Dare la parola(e ascoltare la parola altrui) per don Milani significa ampliare il vocabolario dei suoi allievi e sviluppare una capacità critica che permetta loro di comprendere il mondo, e il senso della propria esistenza. In questo modo ogni esperienza si nutre attraverso il filtro della conoscenza, ricorrendo a materie e discipline del sapere diverse e tra loro comparate; vale a dire, il tipo di educazione ricevuta dal giovane Lorenzo. La parola quale veicolo affettivo e insieme apprendimento, è dunque lo strumento di comunicazione privilegiato nella famiglia Milani, naturale elemento di dialogo e confronto; questo stesso strumento si rivelerà decisivo nel rapporto del Lorenzo adulto con i ragazzi di Barbiana. Un insegnamento che ancora oggi rimane insostituibile: scoprire il terreno di un linguaggio condiviso, dove l’ascolto diviene componente altrettanto essenziale di un medesimo percorso di avvicinamento verso l’altro.
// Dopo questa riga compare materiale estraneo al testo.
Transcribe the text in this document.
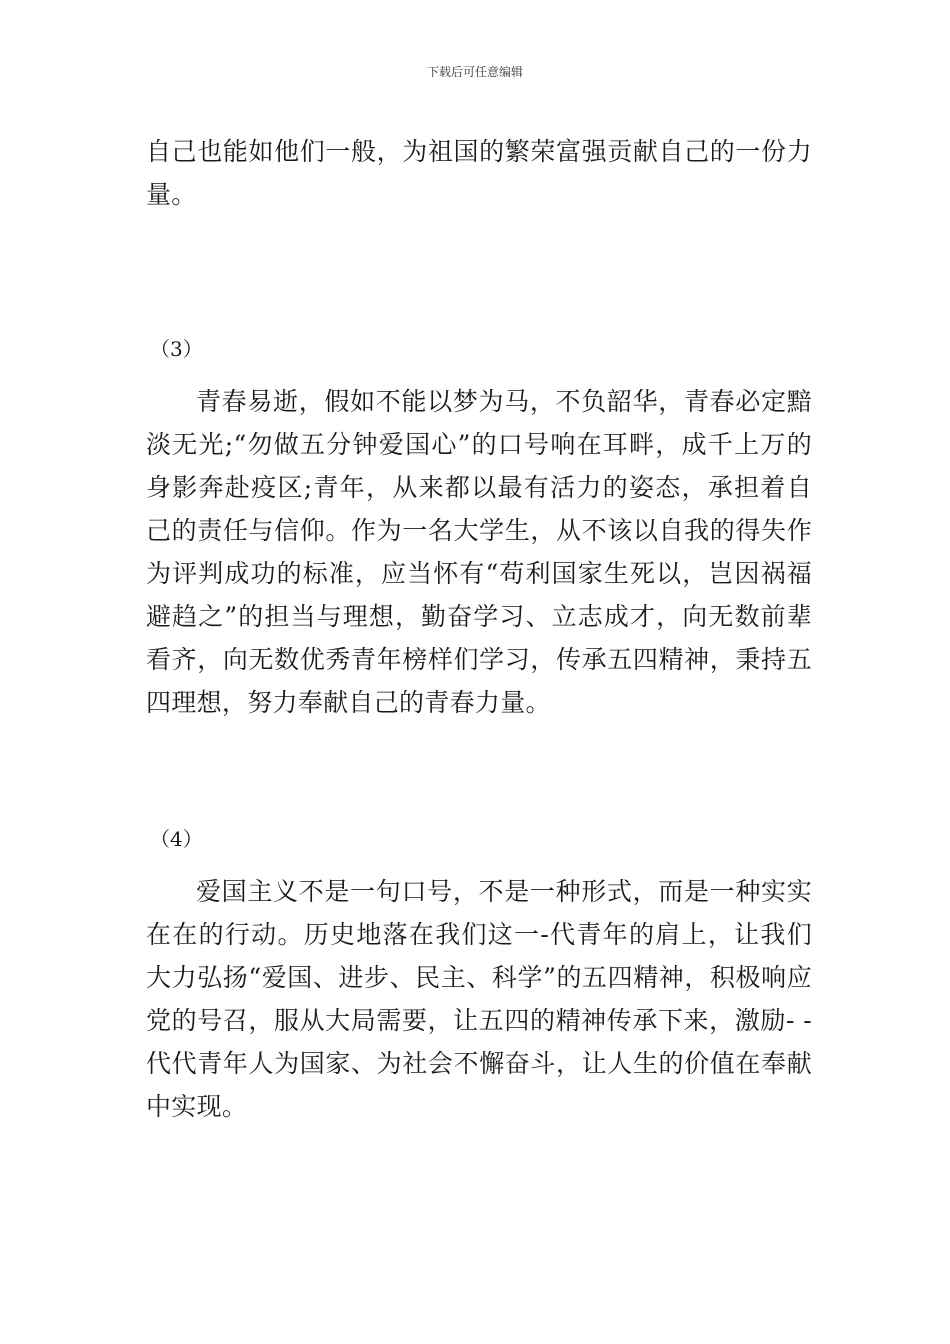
下载后可任意编辑

自己也能如他们一般，为祖国的繁荣富强贡献自己的一份力量。

（3）

青春易逝，假如不能以梦为马，不负韶华，青春必定黯淡无光;“勿做五分钟爱国心”的口号响在耳畔，成千上万的身影奔赴疫区;青年，从来都以最有活力的姿态，承担着自己的责任与信仰。作为一名大学生，从不该以自我的得失作为评判成功的标准，应当怀有“苟利国家生死以，岂因祸福避趋之”的担当与理想，勤奋学习、立志成才，向无数前辈看齐，向无数优秀青年榜样们学习，传承五四精神，秉持五四理想，努力奉献自己的青春力量。

（4）

爱国主义不是一句口号，不是一种形式，而是一种实实在在的行动。历史地落在我们这一-代青年的肩上，让我们大力弘扬“爱国、进步、民主、科学”的五四精神，积极响应党的号召，服从大局需要，让五四的精神传承下来，激励- -代代青年人为国家、为社会不懈奋斗，让人生的价值在奉献中实现。
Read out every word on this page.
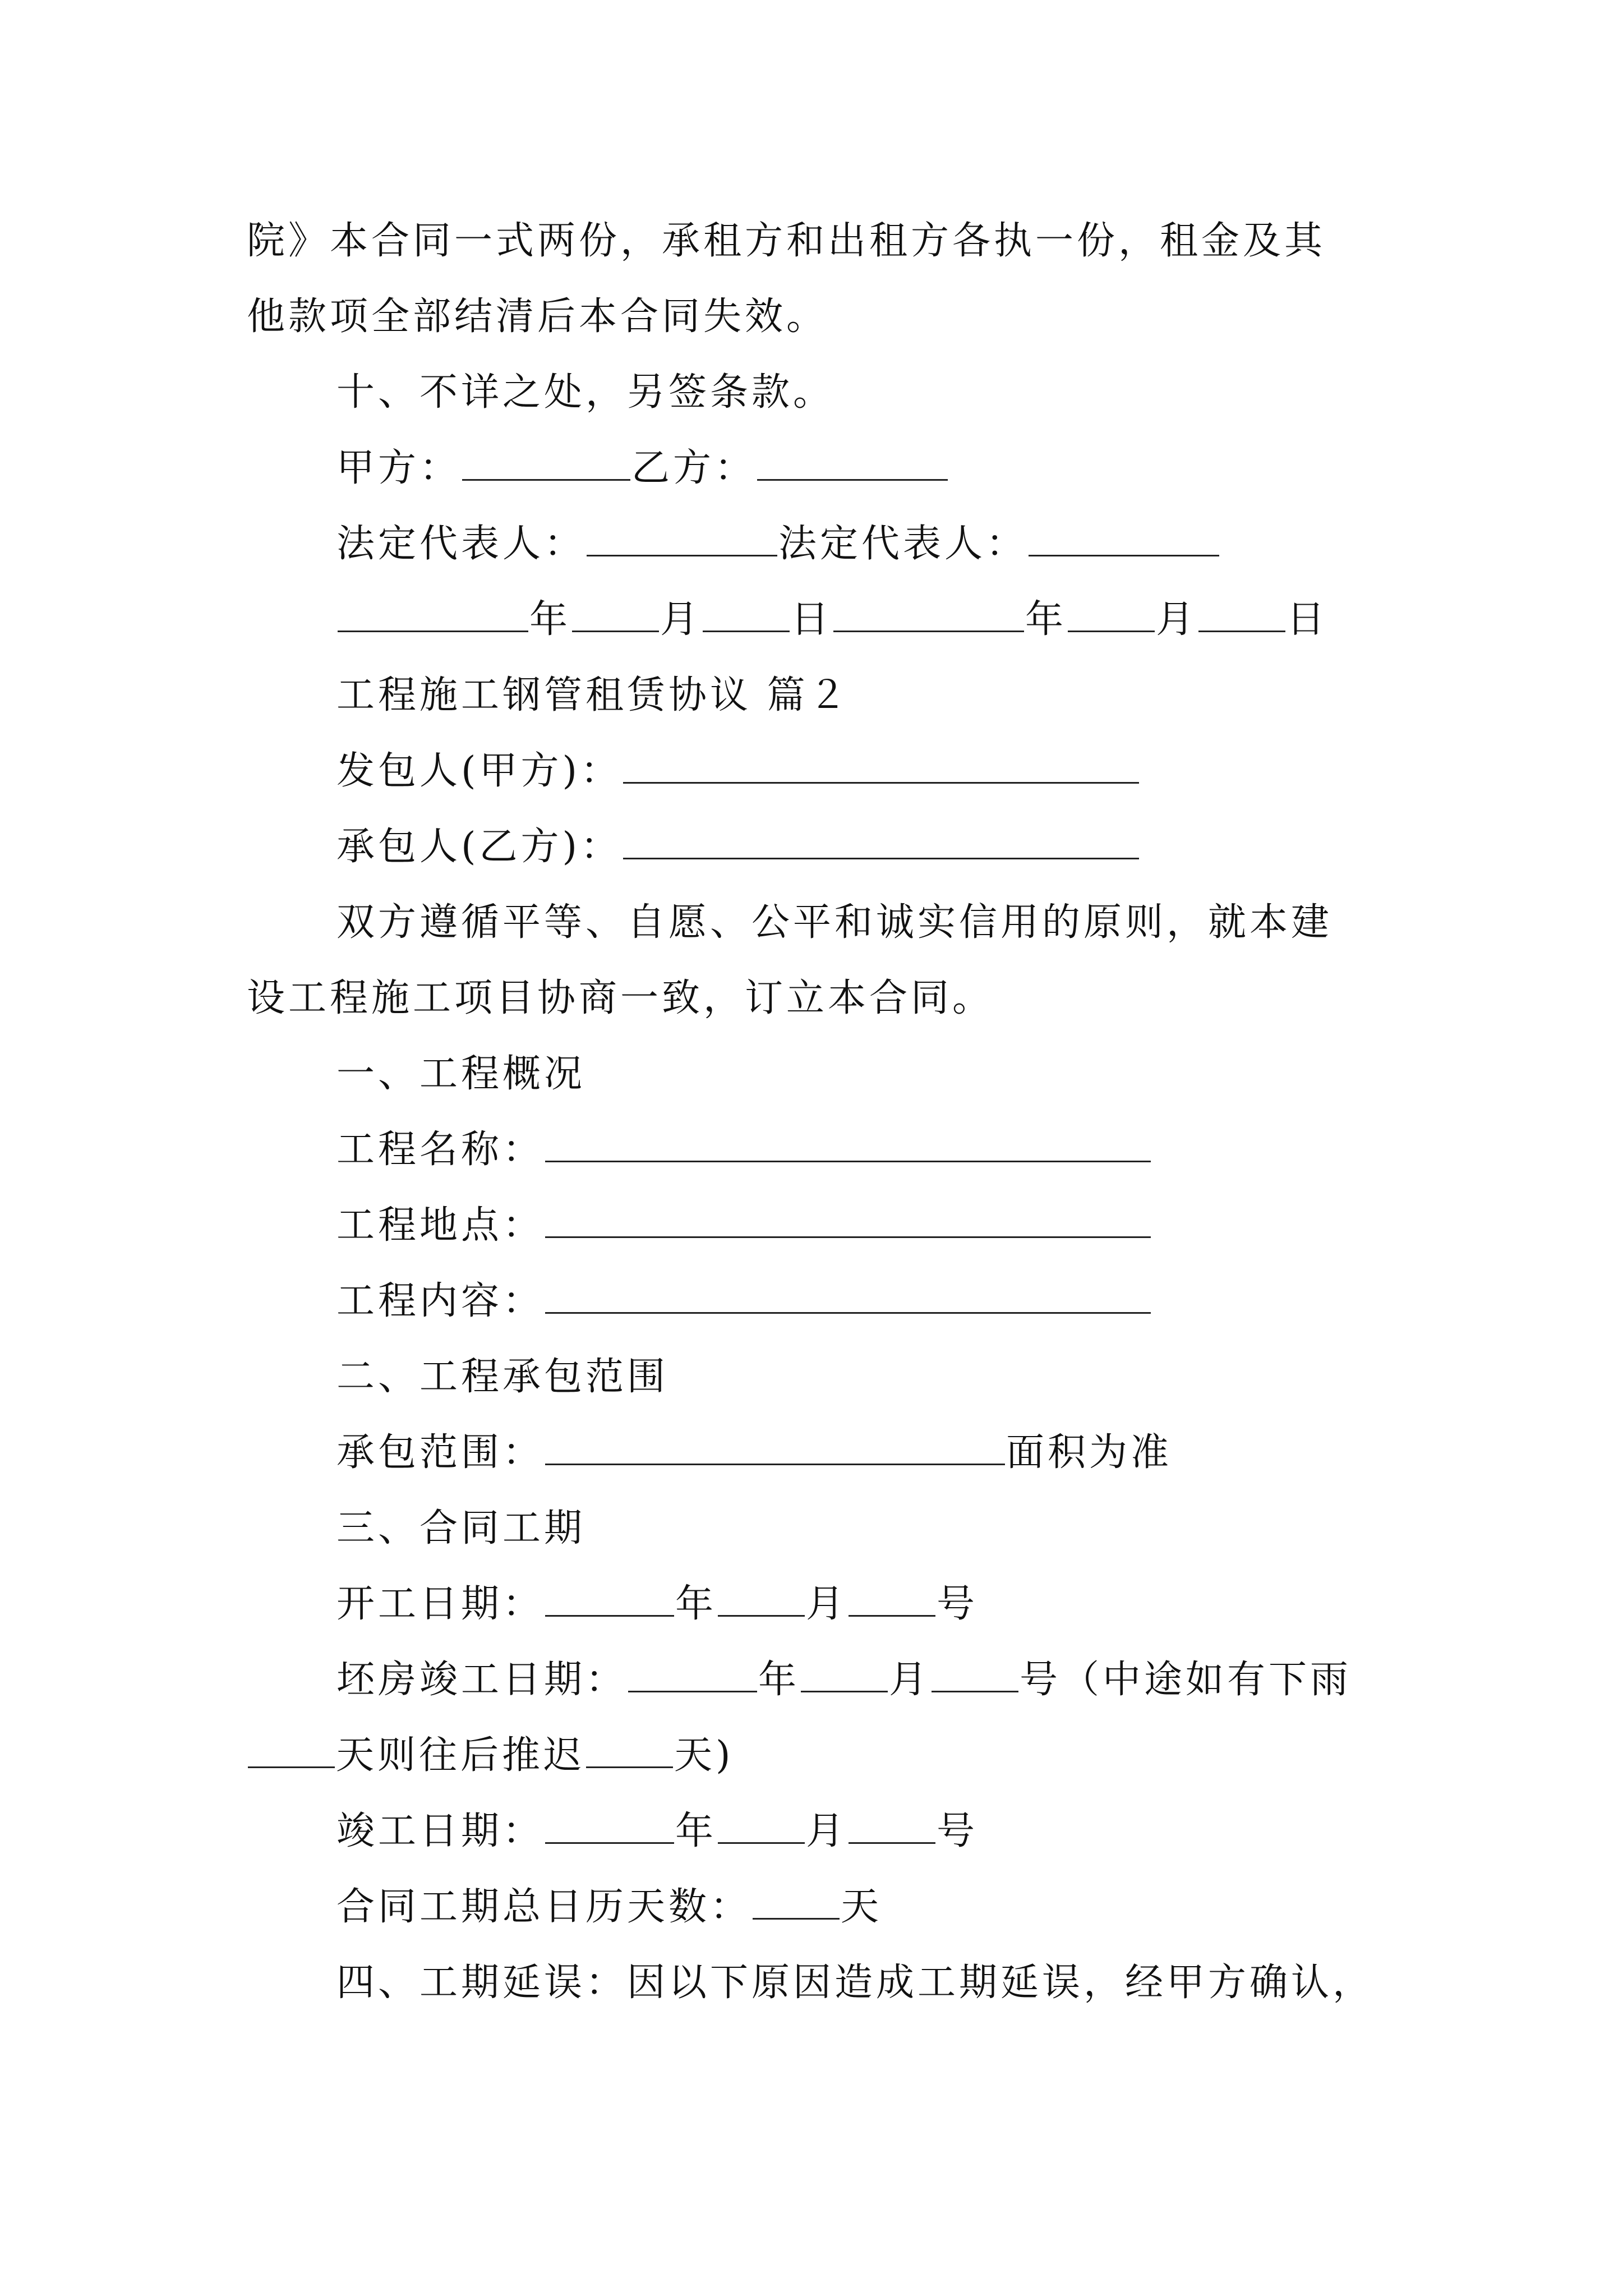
院》本合同一式两份，承租方和出租方各执一份，租金及其
他款项全部结清后本合同失效。
十、不详之处，另签条款。
甲方：	乙方：
法定代表人：	法定代表人：
年 月 日	年 月 日
工程施工钢管租赁协议 篇２
发包人(甲方)：
承包人(乙方)：
双方遵循平等、自愿、公平和诚实信用的原则，就本建
设工程施工项目协商一致，订立本合同。
一、工程概况
工程名称：
工程地点：
工程内容：
二、工程承包范围
承包范围：	面积为准
三、合同工期
开工日期：	年 月 号
坯房竣工日期：	年 月 号（中途如有下雨
天则往后推迟 天)
竣工日期：	年 月 号
合同工期总日历天数： 天
四、工期延误：因以下原因造成工期延误，经甲方确认，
Al centro di qualsiasi ragionamento riguardante don Milani il cuore pulsante resta il mondo della scuola. Per questo va letto quanto scritto da Andrea Schiavon, che ancora si concentra sull’utilizzo determinante della parola sin dal titolo (“Don Milani. Parole per timidi e disobbedienti”, Add editore), testimoniando sul campo quanto e in che modo venga diffusa negli istituti scolastici di oggi, al nord e al sud della Penisola, anticipando quanto voluto dalla Ministra dell’Istruzione Valeria Fedeli, in queste settimane impegnata in un’iniziativa dal forte contenuto simbolico: promuovere in ogni scuola italiana la lettura e lo studio di don Milani, soffermandosi su alcuni vocaboli essenziali per diffonderne il pensiero tra le nuove generazioni.
In tal senso, è suggestivo quanto scritto da Eraldo Affinati nel suo “L’uomo del futuro”, altro titolo emblematico a cui viene aggiunta l’eredità di intenti raccolta dall’autore: “Sulle strade di don Lorenzo Milani” (Mondadori).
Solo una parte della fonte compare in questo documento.